Ramón Guillermo Aveledo |

En tiempos de dificultades, un papel central de la política es generar esperanza. Dar motivos para la esperanza, al señalar propósitos, objetivos y mostrar caminos para alcanzarlos. Dar razones para la esperanza en evidencias visibles, tangibles, que sirvan de fundamento.

Los gobiernos locales elegidos en 2013 han tenido el desafío titánico de una crisis como la Hidra de Lerna de varias cabezas. La política, un gobierno tan incompetente en sus decisiones como en sus indecisiones, que no asimila la Constitución y se siente por encima de ella. La económica, reflejada en escasez por falta de producción, dependencia de las importaciones ahora incosteables, y en la no generación de nuevos empleos. Y la inflación, gracias a cuya regresiva magia roja, los recursos no alcanzan por el veloz e indetenible aumento de los precios, con impacto negativo en la gestión en menos obras y servicios. Pero no podemos rendirnos, ni vamos a rendirnos.

Acabo de reunirme, el 15 y el 16 de este mes, con alcaldes de toda Venezuela. Treinta y siete de ellos, con representantes de sesenta gobiernos municipales y una importante representación de los concejales. Como parte del programa que adelanta el Instituto de Estudios Parlamentarios Fermín Toro. Alcaldes de la Unidad, pero ya nos gustaría acercar al mismo a burgomaestres elegidos en propuestas políticas distintas, porque en su diversidad Venezuela es una sola y nuestro pueblo está sufriendo sin distinciones, la misma crisis.

Empezamos hace dos años, en 2014, aquí en Barquisimeto, estos encuentros para discutir problemas y soluciones. Lo fiscal-tributario, la participación, la seguridad, los servicios de agua y aseo urbano. Este año 2016, los dos encuentros nacionales serán el que acabamos de hacer en Mérida sobre Desarrollo Económico Local, porque hay que contribuir a producir bienes, servicios y empleos, y el del venidero julio, Dios mediante, en Petare, sobre Programas Sociales Municipales, porque cuando la cosa va mal, no es momento del egoísmo y la indiferencia, hay que recordar la solidaridad.

La jornada merideña me dejó el optimismo como nuevo. No porque ignoremos los gravísimos problemas y la necesidad de un cambio político que abra cauces distintos y mejores en paz, democracia y dentro de la Constitución.
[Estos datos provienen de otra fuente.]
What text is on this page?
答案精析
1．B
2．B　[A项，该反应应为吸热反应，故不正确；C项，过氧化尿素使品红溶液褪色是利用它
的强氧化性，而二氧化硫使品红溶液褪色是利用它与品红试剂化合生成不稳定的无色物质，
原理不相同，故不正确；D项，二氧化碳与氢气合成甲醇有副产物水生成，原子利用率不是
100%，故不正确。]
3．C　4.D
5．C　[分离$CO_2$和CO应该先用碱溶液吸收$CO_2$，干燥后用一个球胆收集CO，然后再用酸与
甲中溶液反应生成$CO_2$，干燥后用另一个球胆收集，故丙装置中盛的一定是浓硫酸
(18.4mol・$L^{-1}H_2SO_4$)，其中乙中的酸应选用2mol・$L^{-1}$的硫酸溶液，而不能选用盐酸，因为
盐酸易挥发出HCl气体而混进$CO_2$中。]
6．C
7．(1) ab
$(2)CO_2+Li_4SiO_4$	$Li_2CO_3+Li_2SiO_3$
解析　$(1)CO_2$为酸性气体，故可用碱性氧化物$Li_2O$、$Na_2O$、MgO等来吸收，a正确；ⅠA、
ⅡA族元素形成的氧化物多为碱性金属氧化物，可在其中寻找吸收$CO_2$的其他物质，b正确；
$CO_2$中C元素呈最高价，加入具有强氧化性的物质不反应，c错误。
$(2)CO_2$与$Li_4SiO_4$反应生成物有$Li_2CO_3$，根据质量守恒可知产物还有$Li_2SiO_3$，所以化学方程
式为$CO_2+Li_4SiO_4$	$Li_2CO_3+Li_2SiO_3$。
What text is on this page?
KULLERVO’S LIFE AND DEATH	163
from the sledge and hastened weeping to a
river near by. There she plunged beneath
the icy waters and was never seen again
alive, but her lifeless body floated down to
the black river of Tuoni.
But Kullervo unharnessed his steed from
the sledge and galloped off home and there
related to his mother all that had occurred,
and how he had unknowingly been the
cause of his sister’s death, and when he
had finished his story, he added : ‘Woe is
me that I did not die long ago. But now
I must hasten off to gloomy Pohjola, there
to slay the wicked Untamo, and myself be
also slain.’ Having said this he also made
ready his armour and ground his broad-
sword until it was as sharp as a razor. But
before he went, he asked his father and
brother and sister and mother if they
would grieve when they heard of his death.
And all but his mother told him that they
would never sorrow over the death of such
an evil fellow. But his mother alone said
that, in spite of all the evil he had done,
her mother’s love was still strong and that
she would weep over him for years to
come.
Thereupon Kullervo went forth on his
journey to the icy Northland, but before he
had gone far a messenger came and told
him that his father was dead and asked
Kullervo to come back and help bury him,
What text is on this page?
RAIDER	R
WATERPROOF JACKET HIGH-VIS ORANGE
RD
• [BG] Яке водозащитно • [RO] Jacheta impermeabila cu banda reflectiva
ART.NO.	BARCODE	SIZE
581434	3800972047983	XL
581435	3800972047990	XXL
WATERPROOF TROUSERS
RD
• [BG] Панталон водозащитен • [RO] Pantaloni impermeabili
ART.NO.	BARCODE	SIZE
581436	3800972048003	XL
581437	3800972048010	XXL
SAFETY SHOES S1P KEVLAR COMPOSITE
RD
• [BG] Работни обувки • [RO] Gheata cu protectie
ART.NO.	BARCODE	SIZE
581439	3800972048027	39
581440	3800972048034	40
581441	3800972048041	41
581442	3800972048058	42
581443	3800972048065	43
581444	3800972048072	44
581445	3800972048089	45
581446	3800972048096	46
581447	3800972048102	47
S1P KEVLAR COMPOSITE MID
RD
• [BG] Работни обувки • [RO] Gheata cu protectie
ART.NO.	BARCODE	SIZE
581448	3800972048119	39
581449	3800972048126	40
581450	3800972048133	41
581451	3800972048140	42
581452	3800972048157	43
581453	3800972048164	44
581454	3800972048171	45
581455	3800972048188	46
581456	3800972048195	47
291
Allí vi a gobernantes locales, empresarios, profesores, expertos, debatir con seriedad, ofrecer soluciones, examinar las experiencias, mirar hacia adelante con responsabilidad y compromiso. Constaté definiciones desde lo local, visiones claras de los municipios, proyectos estratégicos con miras a largo plazo, alianzas entre sector público y sector privado, programas de capacitación para el emprendimiento. Organizaciones como Fedecámaras, Atraem, Conapri. Universitarios de la ULA, la Universidad del Valle del Momboy y la Red de Universidades de Lara representada en la Yacambú, trabajando con los municipios y la sociedad civil.

Como el desarrollo económico local, opción territorial y centrada en las personas, nos ofrece la esperanza de empleo decente y productivo, el trabajo conjunto, solidario entre gobiernos, empresarios, trabajadores y sociedad civil, nos muestra una nueva esperanza democrática desde lo local.